Agreeing to the proposal brings nearer the end of a strike that may have cost the industry as much as 349 million rand ($34m) a day in sales, according to the Chamber of Mines, which represents companies.

The Association of Mineworkers and Construction Union, an NUM rival that speaks for 20 per cent of the industry’s 107,000 gold employees, is yet to see the offer and is meeting September 8 to discuss its response, President Joseph Mathunjwa said.

 The AMCU has asked for 12,500 rand a month.

The wage deal is “a little more than employers would have preferred,” the chamber’s chief negotiator, ElizeStrydom, said in the statement.

“The agreement has helped us prevent a longer period of damaging industrial action and remains a reasonably balanced outcome in terms of affordability and jobs preservation.”

 “The workers themselves are saying they are happy,” Seshoka said.

Employees who are not entry-level or rock drill operators will receive a 7.5 per cent increase backdated to July 1, the chamber said in an e-mailed statement.

Inflation-linked increases from July 2014 and a housing allowance increase to 2,000 rand from 1,640 rand are also included in the agreement, the chamber said.

South Africa’s annual consumer price inflation rate was 6.3 per cent in July, according to data compiled by Bloomberg.

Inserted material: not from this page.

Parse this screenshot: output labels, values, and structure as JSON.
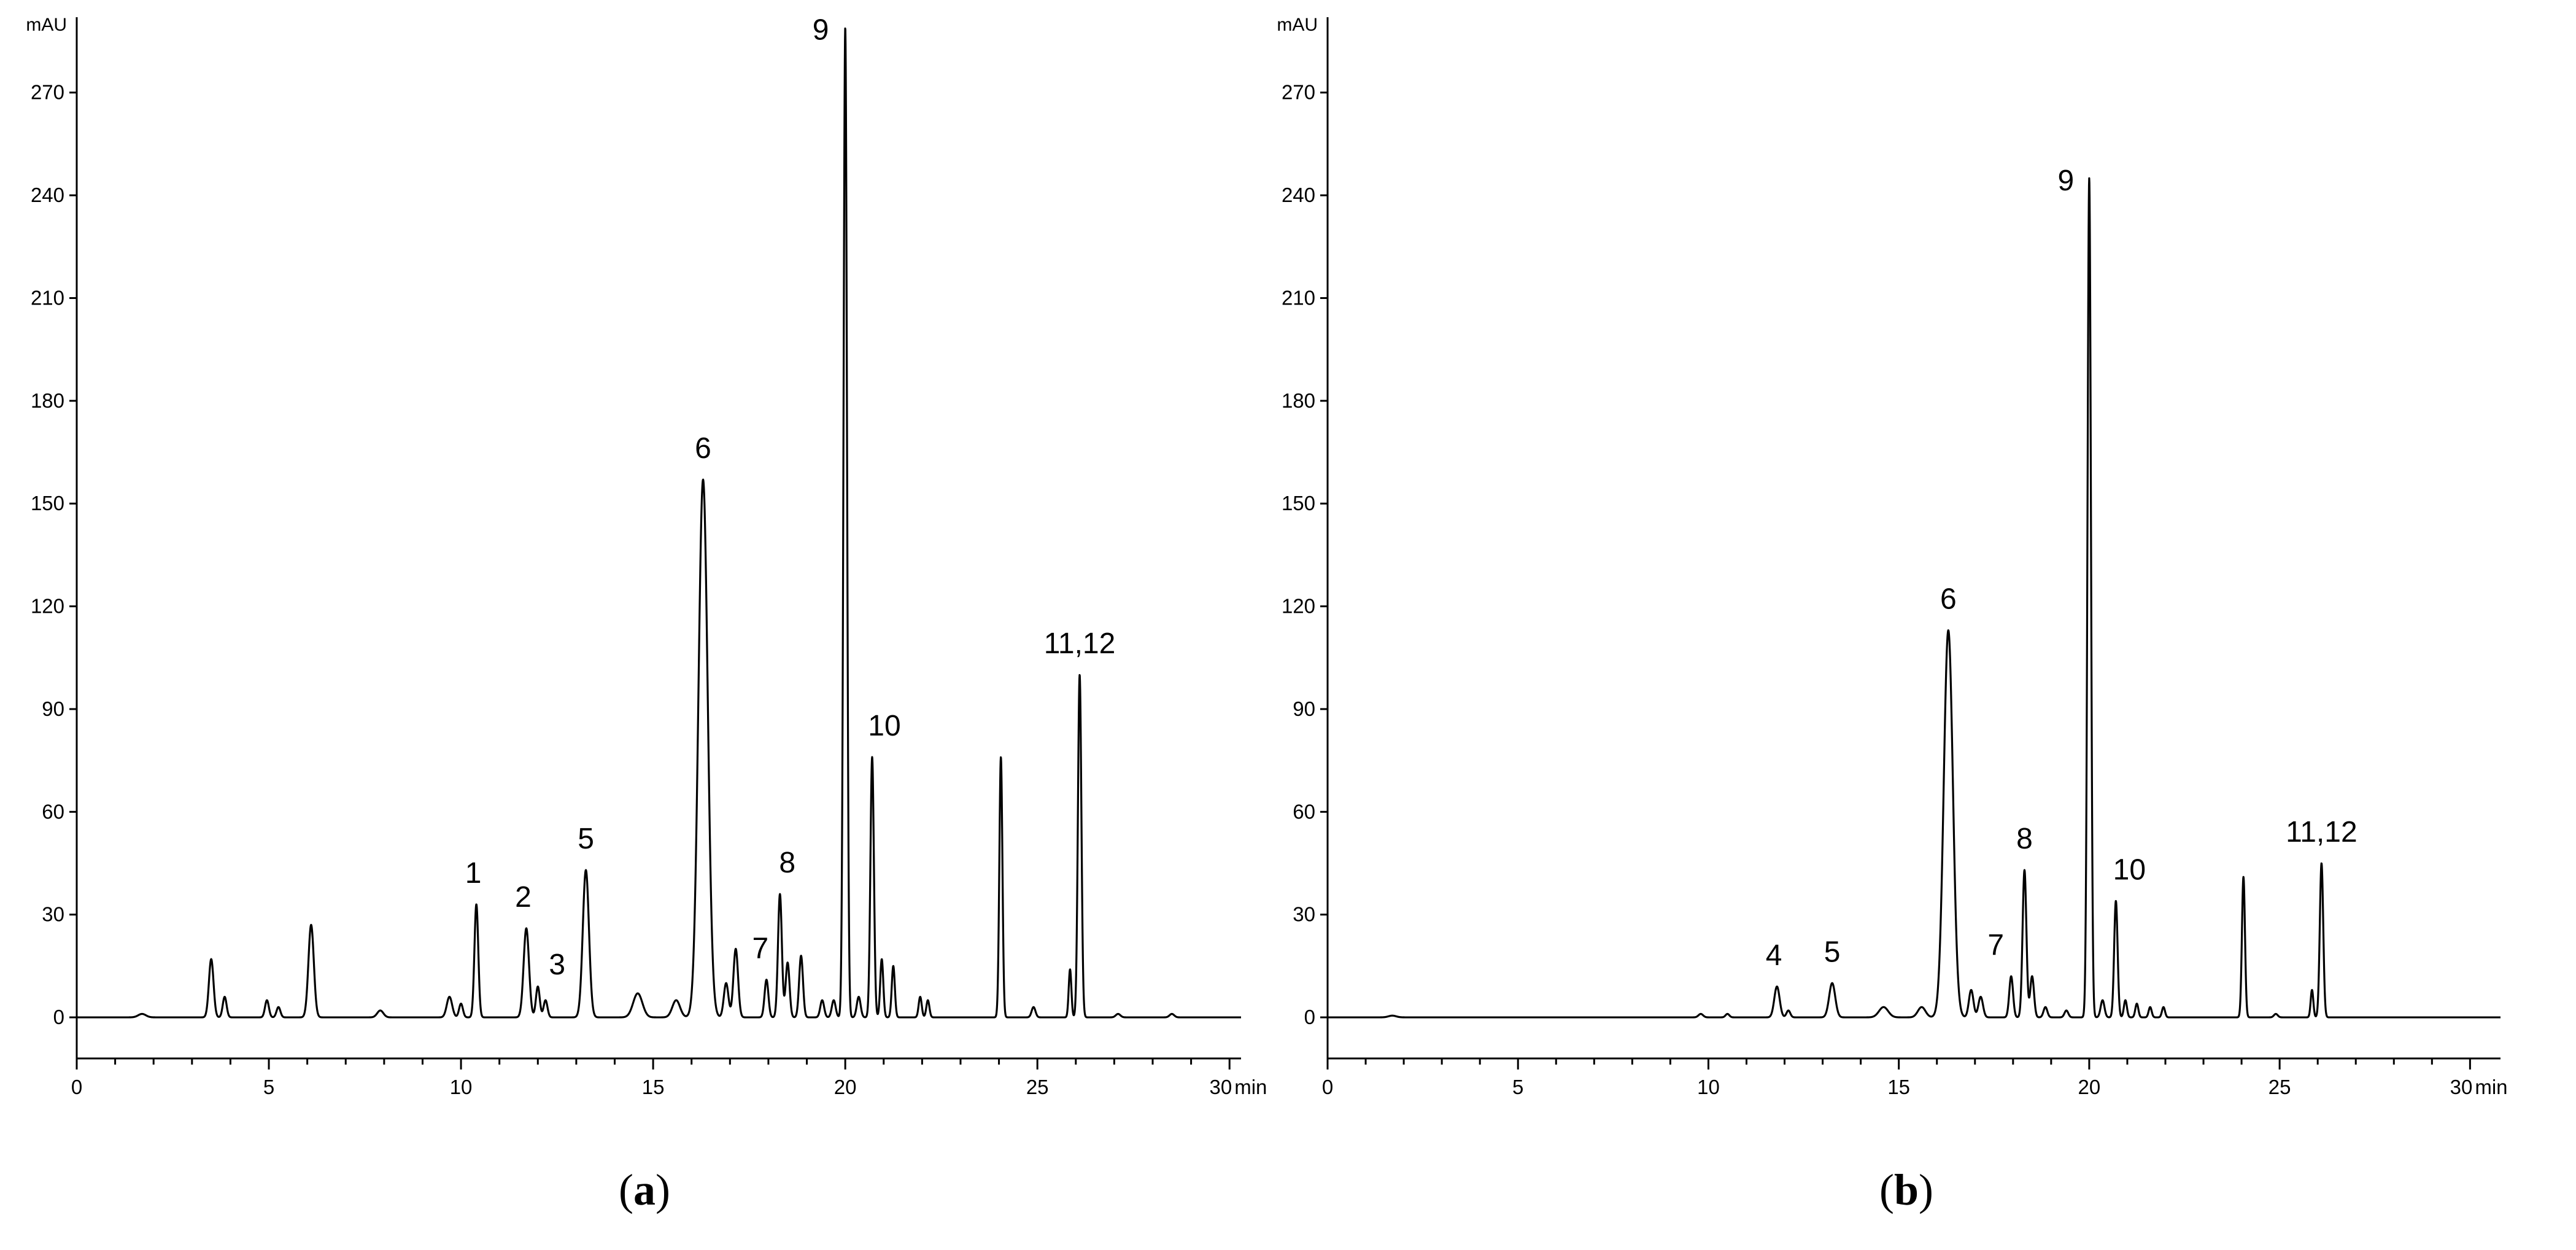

Sibanye CEO Neal Froneman said any increase above CPI isn’t sustainable in the long-run on August 13.

AngloGold’s six mines reported normal shifts, according to the NUM’s Seshoka and an update posted on the chamber’s website. The company is focusing on resuming output safely, it said in a statement. Two of Sibanye’s three sites are operating today and the remaining mine will resume operations this evening, spokesman James Wellsted said.